Le fait pour le dirigeant d’une société de ne pas souscrire une assurance de responsabilité décennale constitue une faute détachable de ses fonctions et engage sa responsabilité personnelle. La Cour de cassation rappelle les conditions strictes d’engagement de cette responsabilité.
Cass. 3e civ., 5 déc. 2024, no 22-22998, M. F. c/ M. O, M. U., Mutuelle des architectes français et a., F-D (cassation partielle CA Montpellier, 15 sept. 2022)
1. L’article L. 243-3 du Code des assurances sanctionne pénalement l’absence de souscription d’une assurance de responsabilité décennale par toute personne dont ladite responsabilité peut être engagée sur le fondement de la présomption établie par les articles 1792 et suivants du Code civil.

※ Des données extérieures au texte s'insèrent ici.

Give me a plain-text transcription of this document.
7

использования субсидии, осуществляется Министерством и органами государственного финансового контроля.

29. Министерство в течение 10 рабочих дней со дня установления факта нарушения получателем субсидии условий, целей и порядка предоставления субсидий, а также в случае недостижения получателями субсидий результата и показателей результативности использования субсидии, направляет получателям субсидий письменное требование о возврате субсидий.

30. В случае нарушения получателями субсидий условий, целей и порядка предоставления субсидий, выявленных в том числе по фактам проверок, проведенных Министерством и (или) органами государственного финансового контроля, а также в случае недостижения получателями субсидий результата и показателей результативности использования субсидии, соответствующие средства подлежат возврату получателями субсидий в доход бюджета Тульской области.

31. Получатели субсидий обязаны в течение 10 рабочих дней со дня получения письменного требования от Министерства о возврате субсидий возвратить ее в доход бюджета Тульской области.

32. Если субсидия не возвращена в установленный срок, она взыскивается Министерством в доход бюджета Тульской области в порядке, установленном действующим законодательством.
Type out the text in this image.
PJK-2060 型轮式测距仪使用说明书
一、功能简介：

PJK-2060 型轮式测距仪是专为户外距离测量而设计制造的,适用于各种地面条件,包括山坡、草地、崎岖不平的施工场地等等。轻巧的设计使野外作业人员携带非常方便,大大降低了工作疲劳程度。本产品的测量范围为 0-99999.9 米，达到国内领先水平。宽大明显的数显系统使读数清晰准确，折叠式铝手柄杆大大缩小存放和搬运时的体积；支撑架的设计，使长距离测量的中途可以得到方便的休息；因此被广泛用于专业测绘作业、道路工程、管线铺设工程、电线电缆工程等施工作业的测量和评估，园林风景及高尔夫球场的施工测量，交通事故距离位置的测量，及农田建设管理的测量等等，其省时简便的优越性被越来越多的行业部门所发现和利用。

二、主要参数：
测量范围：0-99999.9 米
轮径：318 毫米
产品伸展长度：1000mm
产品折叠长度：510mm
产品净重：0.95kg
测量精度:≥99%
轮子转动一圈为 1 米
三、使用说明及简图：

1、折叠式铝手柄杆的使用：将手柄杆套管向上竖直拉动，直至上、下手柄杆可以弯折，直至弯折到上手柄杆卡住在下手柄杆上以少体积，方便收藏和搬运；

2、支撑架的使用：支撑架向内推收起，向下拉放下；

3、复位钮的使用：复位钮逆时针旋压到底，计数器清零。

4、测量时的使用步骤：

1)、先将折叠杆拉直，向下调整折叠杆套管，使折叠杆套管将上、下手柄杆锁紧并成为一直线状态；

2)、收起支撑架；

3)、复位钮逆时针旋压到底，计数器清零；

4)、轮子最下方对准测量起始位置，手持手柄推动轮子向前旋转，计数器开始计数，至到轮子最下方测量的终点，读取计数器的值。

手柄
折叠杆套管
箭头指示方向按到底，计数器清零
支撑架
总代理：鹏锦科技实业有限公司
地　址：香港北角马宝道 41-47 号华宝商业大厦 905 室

Cette disposition est d’ordre public.
De longue date, la Cour de cassation considère qu’en dehors de la responsabilité pénale de la société, la responsabilité civile du dirigeant peut être engagée à l’égard des tiers auxquels il a causé un préjudice en ne respectant pas cette obligation de souscription d’assurance (Cass. com., 6 déc. 2016, n° 14-25.626 ; Cass. 3e civ., 14 déc. 2017, n° 16-24.492 ; Cass. 3e civ., 7 juin 2018, n° 16-27.680 : Gaz. Pal. 30 oct. 2018, n° 333w3, p. 71, notre note).
L’arrêt ici rapporté offre une synthèse des décisions précitées.